AGL Energy Limited (AGL) has announced its results for the twelve months ended 30 June 2025 (FY25). The company reported a Statutory Loss after tax of $98 million, which included significant items of $596 million (post-tax), comprising an increase in onerous contracts of $398 million, Retail Transformation costs of $87 million, and a negative movement in the fair value of financial instruments of $142 million. Underlying Net Profit after tax, which excludes these items, was $640 million, down 21% on FY24. Underlying EBITDA was $2,010 million, down 9% on FY24, in line with the company's guidance. AGL has declared a final fully franked dividend for FY25 of 25 cents per share, with a total dividend for the year of 48 cents per share. For FY26, AGL has provided earnings guidance, with an expected Underlying EBITDA range of $1,920 to $2,220 million and Underlying Net Profit after tax between $500 and $700 million. The expected increase in Underlying EBITDA for FY26 reflects an improvement in plant availability and fleet flexibility, including the commencement of operations of the Liddell Battery, as well as increased Customer Markets earnings due to an improvement in margin and growth.

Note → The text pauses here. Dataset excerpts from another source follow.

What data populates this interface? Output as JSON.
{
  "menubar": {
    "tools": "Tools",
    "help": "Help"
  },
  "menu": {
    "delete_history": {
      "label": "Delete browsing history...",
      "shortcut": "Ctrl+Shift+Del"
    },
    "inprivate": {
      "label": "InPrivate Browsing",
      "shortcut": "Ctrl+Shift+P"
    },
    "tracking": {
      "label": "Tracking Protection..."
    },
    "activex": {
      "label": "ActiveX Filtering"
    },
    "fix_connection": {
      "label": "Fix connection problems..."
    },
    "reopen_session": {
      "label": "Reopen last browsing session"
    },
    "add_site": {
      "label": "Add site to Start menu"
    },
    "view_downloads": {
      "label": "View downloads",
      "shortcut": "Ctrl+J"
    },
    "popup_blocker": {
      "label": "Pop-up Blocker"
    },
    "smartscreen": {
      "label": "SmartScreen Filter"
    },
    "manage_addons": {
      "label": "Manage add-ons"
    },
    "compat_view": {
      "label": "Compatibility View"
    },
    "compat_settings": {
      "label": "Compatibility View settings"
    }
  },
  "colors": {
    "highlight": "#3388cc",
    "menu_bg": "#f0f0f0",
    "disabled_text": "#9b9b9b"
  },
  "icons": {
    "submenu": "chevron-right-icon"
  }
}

These drivers are expected to be partially offset by gas margin compression and higher operating costs. The expected decrease in Underlying Net Profit after tax for FY26 is due to an increase in depreciation and amortisation and higher finance costs.

Guidance

FY26 Underlying EBITDA between $1,920 and $2,220 million, FY26 Underlying Net Profit after tax between $500 and $700 million.

Outlook

AGL expects an improvement in plant availability and fleet flexibility, including the commencement of operations of the Liddell Battery, as well as increased Customer Markets earnings due to an improvement in margin and growth. These drivers are expected to be partially offset by gas margin compression and higher operating costs.